Geoff confirms that the house occasionally disappears from the links. “If some people perceive the house as rigid by virtue of its form,” he adds, “everybody is surprised to find the interior to be as inviting as it is.” He and Heather attribute that warmth to Jordan’s handling of daylight and his expansive use of white oak and the same Glen-Gery bricks for surfaces. The architect points out that scribing of wood and stone interior surfaces further unifies it to the exterior’s brick courses, so that architecture and nature feel inextricable.
Jordan also makes sure that his wife and interior-design collaborator, Jordan Jordan, enjoys equal credit for the welcoming rooms. “Adam had a very minimalist upbringing, whereas I have a lot of appreciation for layers, and I think we’ve really influenced one another,” she says. For this project, she also notes, “We were all on the same page that there should be a lot of cozy natural textures, and that green should be the one color in the house.” Vintage pieces by Pierre Jeanneret, Isamu Noguchi, and Carlo Scarpa are combined with contemporary sources and custom designs in spare vignettes that keep Geoff and Heather focused on the landscape.
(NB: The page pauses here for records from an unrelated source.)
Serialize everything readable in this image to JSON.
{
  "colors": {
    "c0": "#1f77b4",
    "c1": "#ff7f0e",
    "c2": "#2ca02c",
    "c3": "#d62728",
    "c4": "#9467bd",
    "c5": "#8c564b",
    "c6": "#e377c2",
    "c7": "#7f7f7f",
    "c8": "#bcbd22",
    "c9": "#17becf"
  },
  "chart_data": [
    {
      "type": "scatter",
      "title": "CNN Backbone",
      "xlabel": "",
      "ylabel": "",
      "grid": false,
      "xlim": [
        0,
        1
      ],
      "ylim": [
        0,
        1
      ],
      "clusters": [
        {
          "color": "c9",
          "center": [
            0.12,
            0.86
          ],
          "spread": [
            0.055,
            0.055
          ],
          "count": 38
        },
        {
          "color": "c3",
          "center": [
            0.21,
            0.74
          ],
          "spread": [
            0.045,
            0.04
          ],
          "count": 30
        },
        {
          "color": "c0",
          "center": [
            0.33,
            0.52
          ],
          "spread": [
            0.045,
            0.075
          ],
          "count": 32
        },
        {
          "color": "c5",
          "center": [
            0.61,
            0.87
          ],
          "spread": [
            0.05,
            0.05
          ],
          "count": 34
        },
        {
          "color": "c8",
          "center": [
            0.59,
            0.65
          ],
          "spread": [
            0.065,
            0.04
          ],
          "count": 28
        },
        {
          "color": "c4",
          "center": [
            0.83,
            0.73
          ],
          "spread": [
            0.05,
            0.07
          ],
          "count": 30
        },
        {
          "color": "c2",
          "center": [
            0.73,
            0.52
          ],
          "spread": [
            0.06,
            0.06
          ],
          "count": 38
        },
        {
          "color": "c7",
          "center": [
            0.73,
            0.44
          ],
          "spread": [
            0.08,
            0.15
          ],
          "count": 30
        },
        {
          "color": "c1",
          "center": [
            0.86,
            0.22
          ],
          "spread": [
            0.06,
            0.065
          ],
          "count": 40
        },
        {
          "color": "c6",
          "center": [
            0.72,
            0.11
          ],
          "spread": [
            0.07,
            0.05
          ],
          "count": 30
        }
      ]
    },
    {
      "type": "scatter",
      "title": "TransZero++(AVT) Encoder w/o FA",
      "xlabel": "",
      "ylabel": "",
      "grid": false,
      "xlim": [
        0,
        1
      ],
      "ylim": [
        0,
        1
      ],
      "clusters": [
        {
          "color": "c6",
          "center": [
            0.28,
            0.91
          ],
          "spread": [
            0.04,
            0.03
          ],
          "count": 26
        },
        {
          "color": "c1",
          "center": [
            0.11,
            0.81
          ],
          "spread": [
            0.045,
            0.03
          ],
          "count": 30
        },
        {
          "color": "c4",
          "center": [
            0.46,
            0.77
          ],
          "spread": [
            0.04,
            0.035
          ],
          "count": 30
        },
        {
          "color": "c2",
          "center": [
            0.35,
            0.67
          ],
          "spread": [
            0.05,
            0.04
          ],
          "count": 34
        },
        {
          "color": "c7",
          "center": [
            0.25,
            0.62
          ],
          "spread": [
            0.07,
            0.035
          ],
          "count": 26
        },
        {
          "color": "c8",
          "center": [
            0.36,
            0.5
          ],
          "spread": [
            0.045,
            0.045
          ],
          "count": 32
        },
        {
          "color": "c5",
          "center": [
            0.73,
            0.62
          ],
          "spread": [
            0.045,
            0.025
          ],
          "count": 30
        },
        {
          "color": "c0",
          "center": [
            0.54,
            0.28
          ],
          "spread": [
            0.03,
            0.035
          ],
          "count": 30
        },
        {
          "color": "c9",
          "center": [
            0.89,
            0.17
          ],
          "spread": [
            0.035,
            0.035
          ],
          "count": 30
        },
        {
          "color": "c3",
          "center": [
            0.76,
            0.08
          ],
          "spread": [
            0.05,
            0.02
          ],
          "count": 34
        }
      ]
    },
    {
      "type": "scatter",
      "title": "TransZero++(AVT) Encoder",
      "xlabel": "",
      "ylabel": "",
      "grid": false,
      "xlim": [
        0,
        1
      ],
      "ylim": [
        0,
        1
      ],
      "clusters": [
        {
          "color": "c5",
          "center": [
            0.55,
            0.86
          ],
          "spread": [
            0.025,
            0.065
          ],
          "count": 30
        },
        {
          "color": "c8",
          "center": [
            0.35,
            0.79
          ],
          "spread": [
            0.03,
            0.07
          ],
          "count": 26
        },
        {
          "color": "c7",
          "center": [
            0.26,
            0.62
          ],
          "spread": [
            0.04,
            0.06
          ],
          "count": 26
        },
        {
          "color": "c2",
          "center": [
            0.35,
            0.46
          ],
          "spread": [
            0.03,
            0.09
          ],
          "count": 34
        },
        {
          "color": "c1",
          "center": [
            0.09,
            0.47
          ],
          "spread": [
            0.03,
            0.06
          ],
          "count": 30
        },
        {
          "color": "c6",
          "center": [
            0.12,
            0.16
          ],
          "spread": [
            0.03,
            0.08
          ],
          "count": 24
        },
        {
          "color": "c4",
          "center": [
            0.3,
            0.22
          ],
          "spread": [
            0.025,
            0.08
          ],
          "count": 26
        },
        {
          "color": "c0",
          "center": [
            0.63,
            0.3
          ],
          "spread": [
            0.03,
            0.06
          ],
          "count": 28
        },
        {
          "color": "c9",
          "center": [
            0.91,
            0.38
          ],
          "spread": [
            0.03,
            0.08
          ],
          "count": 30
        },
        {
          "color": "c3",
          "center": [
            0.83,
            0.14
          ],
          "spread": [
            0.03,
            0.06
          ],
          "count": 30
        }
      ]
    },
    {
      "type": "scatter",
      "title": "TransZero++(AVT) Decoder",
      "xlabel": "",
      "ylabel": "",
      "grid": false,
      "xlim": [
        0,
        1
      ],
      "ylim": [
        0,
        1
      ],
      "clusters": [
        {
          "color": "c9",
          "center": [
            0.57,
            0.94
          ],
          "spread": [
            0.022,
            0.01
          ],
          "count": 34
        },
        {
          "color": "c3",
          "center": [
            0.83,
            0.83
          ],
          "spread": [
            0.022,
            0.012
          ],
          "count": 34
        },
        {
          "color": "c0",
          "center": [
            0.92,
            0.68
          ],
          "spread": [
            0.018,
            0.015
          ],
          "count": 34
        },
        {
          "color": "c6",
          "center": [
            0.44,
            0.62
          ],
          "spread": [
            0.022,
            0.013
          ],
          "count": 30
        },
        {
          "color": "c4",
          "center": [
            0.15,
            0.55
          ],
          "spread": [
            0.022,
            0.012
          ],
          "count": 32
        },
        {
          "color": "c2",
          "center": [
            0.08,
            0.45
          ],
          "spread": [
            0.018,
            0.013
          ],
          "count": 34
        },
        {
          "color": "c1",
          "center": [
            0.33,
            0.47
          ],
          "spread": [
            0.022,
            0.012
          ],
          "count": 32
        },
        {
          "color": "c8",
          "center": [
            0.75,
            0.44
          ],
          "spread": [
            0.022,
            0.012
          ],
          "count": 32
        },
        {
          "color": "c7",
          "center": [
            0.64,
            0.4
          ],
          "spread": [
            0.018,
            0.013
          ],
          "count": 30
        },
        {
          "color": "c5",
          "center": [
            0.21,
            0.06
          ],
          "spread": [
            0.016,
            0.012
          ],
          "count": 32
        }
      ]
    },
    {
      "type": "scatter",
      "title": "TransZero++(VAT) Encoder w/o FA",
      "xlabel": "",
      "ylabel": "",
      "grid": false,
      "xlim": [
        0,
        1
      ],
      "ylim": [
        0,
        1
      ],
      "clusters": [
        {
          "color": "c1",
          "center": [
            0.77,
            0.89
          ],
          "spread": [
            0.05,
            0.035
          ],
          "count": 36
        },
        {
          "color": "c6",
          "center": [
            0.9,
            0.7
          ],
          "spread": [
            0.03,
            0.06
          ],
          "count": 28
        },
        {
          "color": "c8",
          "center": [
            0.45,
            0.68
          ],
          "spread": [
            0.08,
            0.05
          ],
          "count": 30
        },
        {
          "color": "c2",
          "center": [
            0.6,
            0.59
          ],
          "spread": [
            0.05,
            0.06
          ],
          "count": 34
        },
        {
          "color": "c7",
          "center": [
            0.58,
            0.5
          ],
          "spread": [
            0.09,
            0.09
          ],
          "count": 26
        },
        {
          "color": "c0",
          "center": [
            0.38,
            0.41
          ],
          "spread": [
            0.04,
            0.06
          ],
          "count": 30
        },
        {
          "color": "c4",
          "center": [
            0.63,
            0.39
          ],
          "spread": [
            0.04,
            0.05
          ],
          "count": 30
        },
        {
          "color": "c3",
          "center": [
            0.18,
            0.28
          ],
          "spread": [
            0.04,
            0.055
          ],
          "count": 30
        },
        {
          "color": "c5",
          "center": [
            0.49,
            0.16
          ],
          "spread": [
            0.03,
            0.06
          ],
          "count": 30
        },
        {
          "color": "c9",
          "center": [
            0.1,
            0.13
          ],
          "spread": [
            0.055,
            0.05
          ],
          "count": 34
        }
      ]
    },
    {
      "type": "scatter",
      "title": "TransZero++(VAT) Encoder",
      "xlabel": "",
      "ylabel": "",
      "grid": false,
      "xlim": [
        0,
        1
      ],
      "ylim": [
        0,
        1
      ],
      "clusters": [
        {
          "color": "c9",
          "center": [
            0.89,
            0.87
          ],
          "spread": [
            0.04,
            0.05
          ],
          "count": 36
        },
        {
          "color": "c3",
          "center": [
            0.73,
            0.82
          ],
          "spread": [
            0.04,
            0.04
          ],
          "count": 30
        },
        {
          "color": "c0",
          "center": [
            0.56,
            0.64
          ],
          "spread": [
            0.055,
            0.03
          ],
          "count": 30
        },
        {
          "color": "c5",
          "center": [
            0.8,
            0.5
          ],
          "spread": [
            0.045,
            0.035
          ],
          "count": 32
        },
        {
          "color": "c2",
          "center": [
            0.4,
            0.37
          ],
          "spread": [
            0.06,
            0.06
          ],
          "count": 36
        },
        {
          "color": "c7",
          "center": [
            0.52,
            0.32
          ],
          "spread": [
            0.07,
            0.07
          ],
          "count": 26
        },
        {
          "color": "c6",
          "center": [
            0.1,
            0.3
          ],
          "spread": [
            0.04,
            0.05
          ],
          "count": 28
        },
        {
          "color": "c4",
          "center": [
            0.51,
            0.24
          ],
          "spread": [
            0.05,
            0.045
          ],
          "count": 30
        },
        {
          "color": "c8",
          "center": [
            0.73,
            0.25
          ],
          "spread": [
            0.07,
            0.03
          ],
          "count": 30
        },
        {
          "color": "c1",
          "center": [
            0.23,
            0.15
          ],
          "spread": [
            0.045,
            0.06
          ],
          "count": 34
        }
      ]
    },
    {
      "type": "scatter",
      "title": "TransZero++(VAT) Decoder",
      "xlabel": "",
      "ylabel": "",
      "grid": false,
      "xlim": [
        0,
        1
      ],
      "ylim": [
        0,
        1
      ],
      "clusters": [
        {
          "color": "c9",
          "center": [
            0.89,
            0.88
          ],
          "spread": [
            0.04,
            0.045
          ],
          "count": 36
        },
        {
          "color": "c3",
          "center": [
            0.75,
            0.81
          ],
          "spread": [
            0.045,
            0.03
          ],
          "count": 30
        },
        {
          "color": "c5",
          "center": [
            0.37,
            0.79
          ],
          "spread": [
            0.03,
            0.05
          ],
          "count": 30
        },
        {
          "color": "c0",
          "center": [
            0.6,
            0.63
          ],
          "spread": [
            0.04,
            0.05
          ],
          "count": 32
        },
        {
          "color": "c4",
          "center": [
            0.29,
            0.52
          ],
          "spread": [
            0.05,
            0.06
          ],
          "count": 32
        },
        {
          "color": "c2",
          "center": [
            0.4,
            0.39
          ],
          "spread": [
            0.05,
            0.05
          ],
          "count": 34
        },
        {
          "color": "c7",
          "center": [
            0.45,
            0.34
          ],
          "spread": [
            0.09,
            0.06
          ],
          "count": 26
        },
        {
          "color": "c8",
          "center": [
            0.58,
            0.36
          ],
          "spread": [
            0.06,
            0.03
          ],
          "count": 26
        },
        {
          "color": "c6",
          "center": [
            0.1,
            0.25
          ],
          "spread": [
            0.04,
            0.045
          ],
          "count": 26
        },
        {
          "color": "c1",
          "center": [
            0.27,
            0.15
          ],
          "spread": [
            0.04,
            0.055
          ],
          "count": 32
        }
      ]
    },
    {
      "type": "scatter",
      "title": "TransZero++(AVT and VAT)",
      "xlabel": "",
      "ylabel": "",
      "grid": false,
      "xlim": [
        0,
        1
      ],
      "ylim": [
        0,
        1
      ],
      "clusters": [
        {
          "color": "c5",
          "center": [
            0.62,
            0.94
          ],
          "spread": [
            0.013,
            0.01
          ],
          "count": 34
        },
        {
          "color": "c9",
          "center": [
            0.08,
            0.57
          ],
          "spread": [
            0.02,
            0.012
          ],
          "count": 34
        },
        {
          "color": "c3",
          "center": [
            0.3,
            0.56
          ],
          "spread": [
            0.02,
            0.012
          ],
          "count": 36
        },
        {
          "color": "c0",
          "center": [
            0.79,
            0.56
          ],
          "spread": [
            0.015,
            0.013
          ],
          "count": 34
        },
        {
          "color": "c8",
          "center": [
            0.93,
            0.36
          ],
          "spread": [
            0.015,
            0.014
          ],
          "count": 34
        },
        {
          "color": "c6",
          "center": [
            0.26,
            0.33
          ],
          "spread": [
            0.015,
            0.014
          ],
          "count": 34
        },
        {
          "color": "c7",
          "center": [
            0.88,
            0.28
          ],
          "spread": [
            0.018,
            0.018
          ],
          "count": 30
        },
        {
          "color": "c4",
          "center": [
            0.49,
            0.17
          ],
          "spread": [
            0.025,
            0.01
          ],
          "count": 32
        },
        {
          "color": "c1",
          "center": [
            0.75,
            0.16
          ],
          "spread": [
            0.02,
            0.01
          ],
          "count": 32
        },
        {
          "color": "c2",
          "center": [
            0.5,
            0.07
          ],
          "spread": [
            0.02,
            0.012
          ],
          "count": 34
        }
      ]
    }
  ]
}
The homeowners are happy to substantiate the designers’ claim of an indoor-outdoor experience. “I feel like I’m at an Aman resort,” Heather says, noting how sunshine follows her daily journey through the house. Geoff meanwhile expresses gratitude to Jordan for advocating for a patio and terrace “that we didn’t understand we’d enjoy as much as we have” and notes, “When you find somebody even half as talented as Adam, you place a lot of trust in them.”